Le prima famiglia di processori desktop basata sull'architettura Nehalem porterà il nome commerciale di
Core i7, e sarà introdotta sul mercato entro la fine dell'anno insieme alla versione server, attualmente nota con il nome in codice
Nehalem-EP. Nel 2009 queste due serie di chip saranno affiancate da
Havendale e
Lynnfield nel settore desktop, da
Nehalem-EX nel settore server, e da
Auburndale e
Clarksfield nel segmento mobile. Mentre le CPU Nehalem-EP si rivolgeranno ai server energy-efficient, quelle EX si indirizzeranno ai sistemi ad elevate performance.
I processori
Core i7, di cui Intel rilascerà anche edizioni
Extreme con moltiplicatore di frequenza sbloccato, integreranno quattro core e faranno coppia con il futuro chipset X58 Express, di cui al momento si conoscono pochissimi dettagli.

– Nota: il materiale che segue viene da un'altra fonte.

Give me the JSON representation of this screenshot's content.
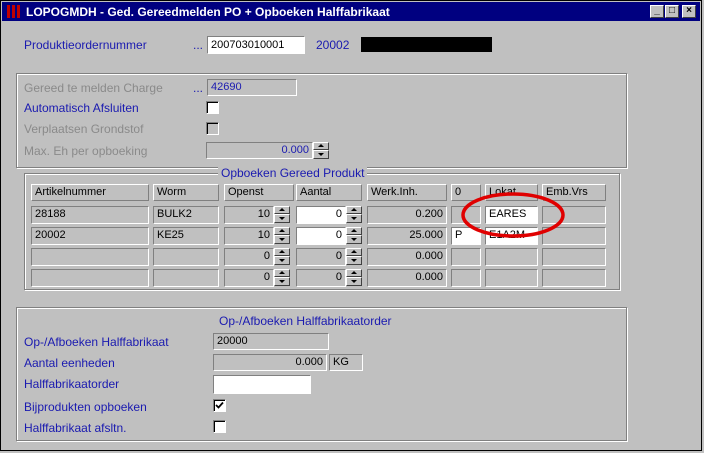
{
  "window": {
    "title": "LOPOGMDH - Ged. Gereedmelden PO + Opboeken Halffabrikaat",
    "minimize_glyph": "_",
    "maximize_glyph": "□",
    "close_glyph": "×"
  },
  "header": {
    "order_label": "Produktieordernummer",
    "ellipsis": "...",
    "order_value": "200703010001",
    "article_code": "20002"
  },
  "charge_section": {
    "charge_label": "Gereed te melden Charge",
    "charge_ellipsis": "...",
    "charge_value": "42690",
    "auto_close_label": "Automatisch Afsluiten",
    "move_raw_label": "Verplaatsen Grondstof",
    "max_units_label": "Max. Eh per opboeking",
    "max_units_value": "0.000"
  },
  "product_group": {
    "title": "Opboeken Gereed Produkt",
    "columns": [
      "Artikelnummer",
      "Worm",
      "Openst",
      "Aantal",
      "Werk.Inh.",
      "0",
      "Lokat",
      "Emb.Vrs"
    ],
    "rows": [
      {
        "artikel": "28188",
        "worm": "BULK2",
        "openst": "10",
        "aantal": "0",
        "werk": "0.200",
        "o": "",
        "lokat": "EARES",
        "emb": ""
      },
      {
        "artikel": "20002",
        "worm": "KE25",
        "openst": "10",
        "aantal": "0",
        "werk": "25.000",
        "o": "P",
        "lokat": "E1A2M",
        "emb": ""
      },
      {
        "artikel": "",
        "worm": "",
        "openst": "0",
        "aantal": "0",
        "werk": "0.000",
        "o": "",
        "lokat": "",
        "emb": ""
      },
      {
        "artikel": "",
        "worm": "",
        "openst": "0",
        "aantal": "0",
        "werk": "0.000",
        "o": "",
        "lokat": "",
        "emb": ""
      }
    ]
  },
  "half_group": {
    "title": "Op-/Afboeken Halffabrikaatorder",
    "item_label": "Op-/Afboeken Halffabrikaat",
    "item_value": "20000",
    "units_label": "Aantal eenheden",
    "units_value": "0.000",
    "unit": "KG",
    "order_label": "Halffabrikaatorder",
    "order_value": "",
    "byproducts_label": "Bijprodukten opboeken",
    "byproducts_checked": true,
    "close_label": "Halffabrikaat afsltn.",
    "close_checked": false
  },
  "colors": {
    "title_bar": "#000080",
    "label_blue": "#1a1ab0",
    "annotation_red": "#e00000"
  }
}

I chip desktop mainstream basati su Nehalem,
Lynnfield e Havendale, adotteranno rispettivamente quattro e due core, e si accompagneranno ad un chipset noto in codice come
Ibex Peak. Le controparti mobili saranno date dalla CPU quad-core
Clarskfield e da quella dual-core
Auburndale, a cui si accompagnerà una versione mobile di Ibex Peak.

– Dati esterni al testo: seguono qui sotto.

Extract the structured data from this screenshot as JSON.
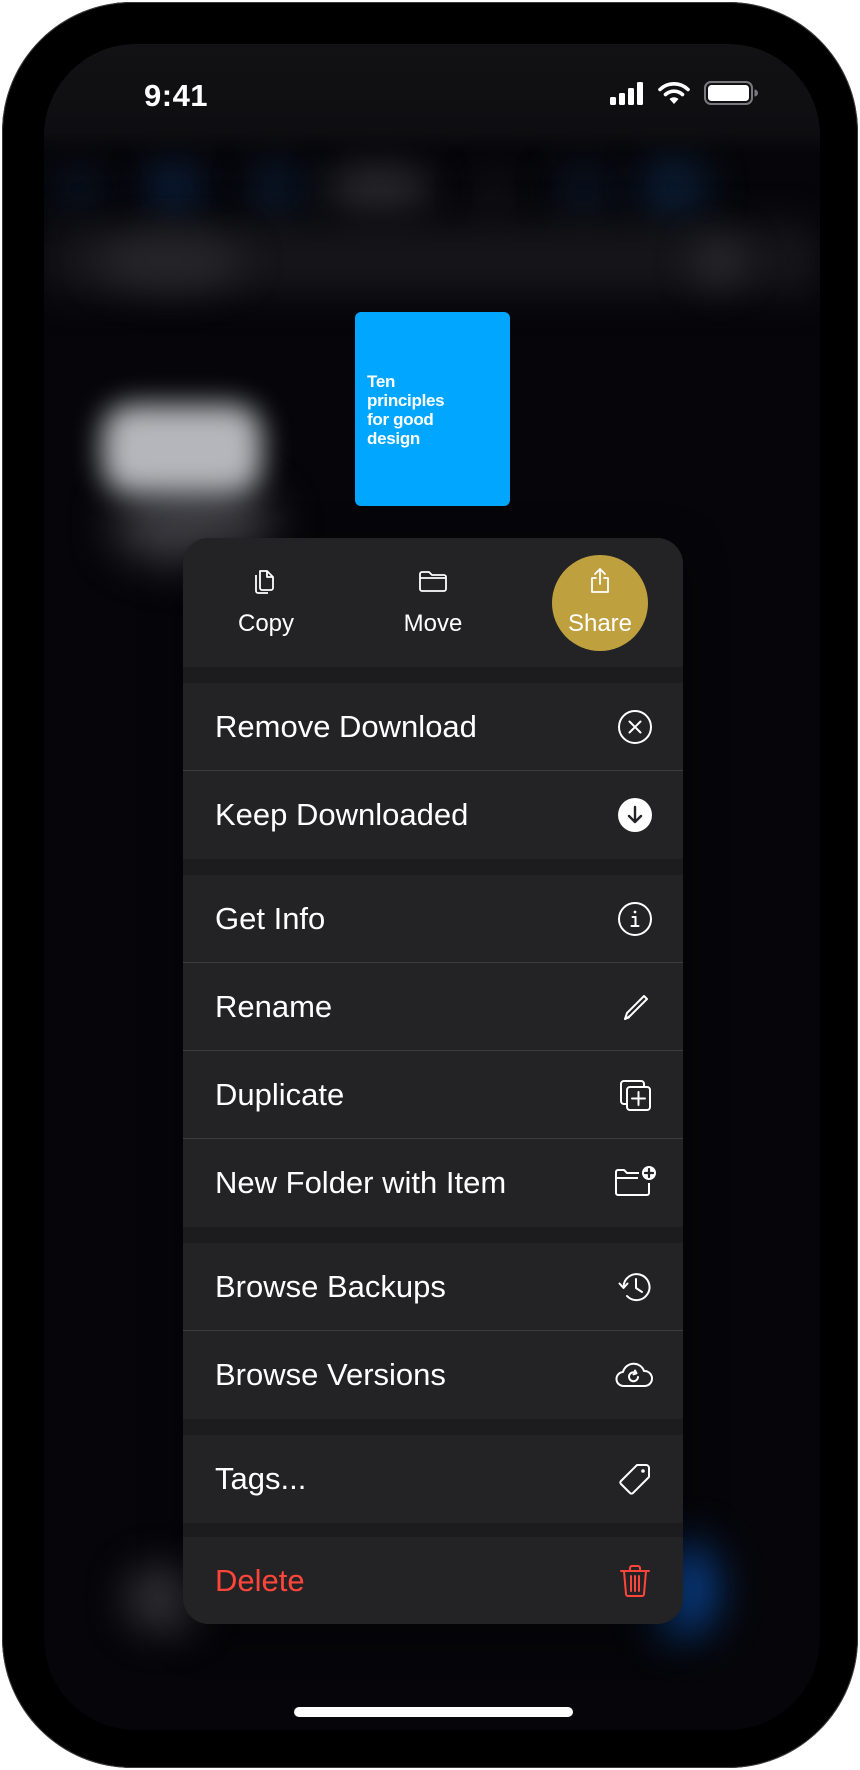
{
  "status_bar": {
    "time": "9:41",
    "icons": [
      "cellular-signal-icon",
      "wifi-icon",
      "battery-icon"
    ]
  },
  "document": {
    "title": "Ten\nprinciples\nfor good\ndesign",
    "cover_color": "#00a6ff"
  },
  "menu": {
    "quick_actions": [
      {
        "label": "Copy",
        "icon": "copy-icon"
      },
      {
        "label": "Move",
        "icon": "folder-icon"
      },
      {
        "label": "Share",
        "icon": "share-icon",
        "highlighted": true,
        "highlight_color": "#bfa03e"
      }
    ],
    "sections": [
      {
        "items": [
          {
            "label": "Remove Download",
            "icon": "xmark-circle-icon"
          },
          {
            "label": "Keep Downloaded",
            "icon": "arrow-down-circle-fill-icon"
          }
        ]
      },
      {
        "items": [
          {
            "label": "Get Info",
            "icon": "info-circle-icon"
          },
          {
            "label": "Rename",
            "icon": "pencil-icon"
          },
          {
            "label": "Duplicate",
            "icon": "plus-square-on-square-icon"
          },
          {
            "label": "New Folder with Item",
            "icon": "folder-badge-plus-icon"
          }
        ]
      },
      {
        "items": [
          {
            "label": "Browse Backups",
            "icon": "clock-arrow-circlepath-icon"
          },
          {
            "label": "Browse Versions",
            "icon": "cloud-arrow-circlepath-icon"
          }
        ]
      },
      {
        "items": [
          {
            "label": "Tags...",
            "icon": "tag-icon"
          }
        ]
      },
      {
        "items": [
          {
            "label": "Delete",
            "icon": "trash-icon",
            "destructive": true,
            "color": "#ff453a"
          }
        ]
      }
    ]
  }
}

Grazie alla tecnologia Simultaneous Multi-Threading, tutti i processori Intel di prossima generazione saranno in grado di eseguire
fino a due thread contemporaneamente.
Rimanendo in tema di processori, Intel ha lanciato sul mercato la sua
seconda generazione di CPU mobili dual-core. I nuovi chip forniscono finalmente a tutti i produttori di notebook gli stessi vantaggi che Intel ha garantito ad Apple con la CPU alla base del MacBook Air, la cui dimensione e i cui consumi sono significativamente inferiori a quelli di un Core 2 Duo mobile tradizionale.

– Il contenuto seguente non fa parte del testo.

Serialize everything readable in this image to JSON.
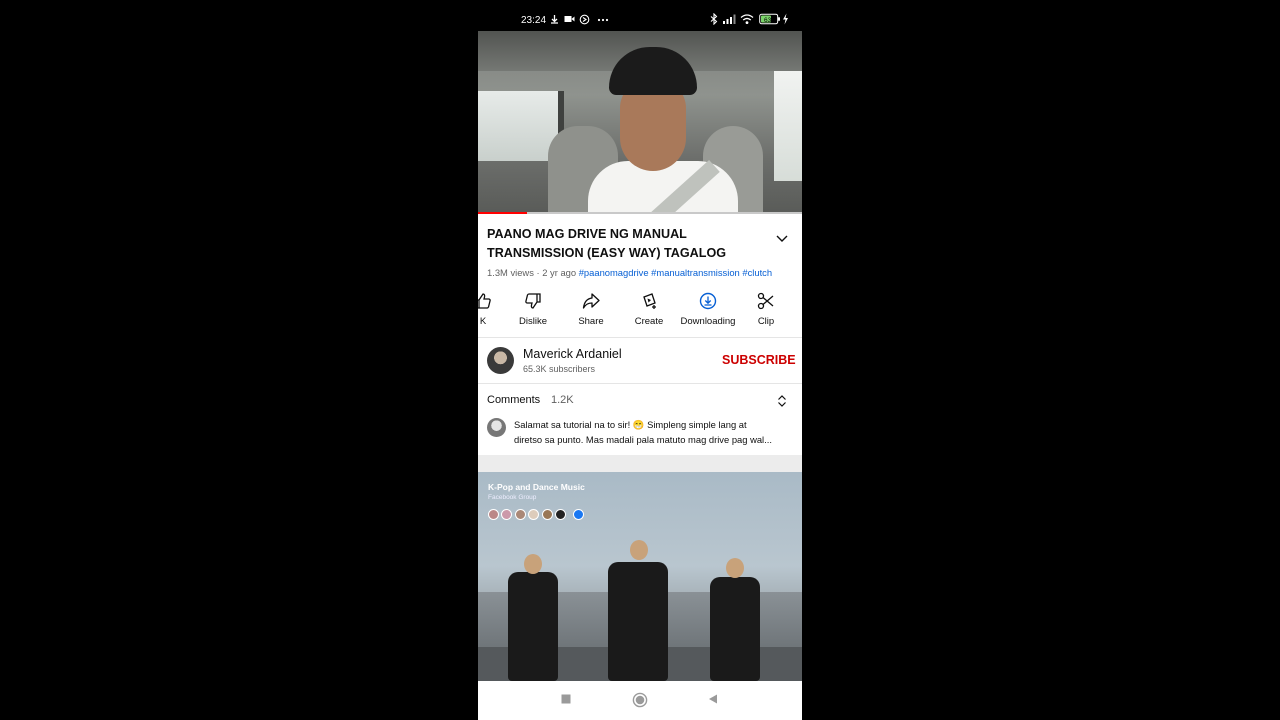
{
  "status_bar": {
    "time": "23:24",
    "left_icons": [
      "download-icon",
      "video-record-icon",
      "do-not-disturb-icon",
      "more-dots-icon"
    ],
    "right_icons": [
      "bluetooth-icon",
      "signal-icon",
      "wifi-icon",
      "battery-icon",
      "charging-icon"
    ],
    "battery_level": "63"
  },
  "video": {
    "title": "PAANO MAG DRIVE NG MANUAL TRANSMISSION (EASY WAY) TAGALOG",
    "views": "1.3M views",
    "age": "2 yr ago",
    "hashtags": [
      "#paanomagdrive",
      "#manualtransmission",
      "#clutch"
    ],
    "progress_fraction": 0.15
  },
  "actions": [
    {
      "label": "K",
      "icon": "like-icon"
    },
    {
      "label": "Dislike",
      "icon": "dislike-icon"
    },
    {
      "label": "Share",
      "icon": "share-icon"
    },
    {
      "label": "Create",
      "icon": "create-icon"
    },
    {
      "label": "Downloading",
      "icon": "downloading-icon"
    },
    {
      "label": "Clip",
      "icon": "scissors-icon"
    }
  ],
  "channel": {
    "name": "Maverick Ardaniel",
    "subscribers": "65.3K subscribers",
    "subscribe_label": "SUBSCRIBE"
  },
  "comments": {
    "label": "Comments",
    "count": "1.2K",
    "top_comment_line1": "Salamat sa tutorial na to sir! 😁 Simpleng simple lang at",
    "top_comment_line2": "diretso sa punto. Mas madali pala matuto mag drive pag wal..."
  },
  "next_video": {
    "overlay_title": "K-Pop and Dance Music",
    "overlay_subtitle": "Facebook Group"
  },
  "colors": {
    "subscribe": "#cc0000",
    "hashtag": "#065fd4",
    "progress": "#ff0000",
    "download_accent": "#065fd4"
  }
}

I nuovi processori Centrino sono costituiti dai modelli SL9400 (1,8 GHz) e SL9300 (1,6 GHz), con TDP di 17 watt, FSB a 1066 MHz e cache L2 da 6 MB, e dai modelli SU9400 (1,4 GHz) e SU9300 (1,2 GHz), con TDP di 10 watt, FSB a 800 MHz e cache L2 di 3 MB.
Queste nuove CPU si rivolgono espressamente ai notebook ultraleggeri e ultrasottili, e le versioni a più basso consumo potrebbero fare la loro comparsa anche su nettop e netbook.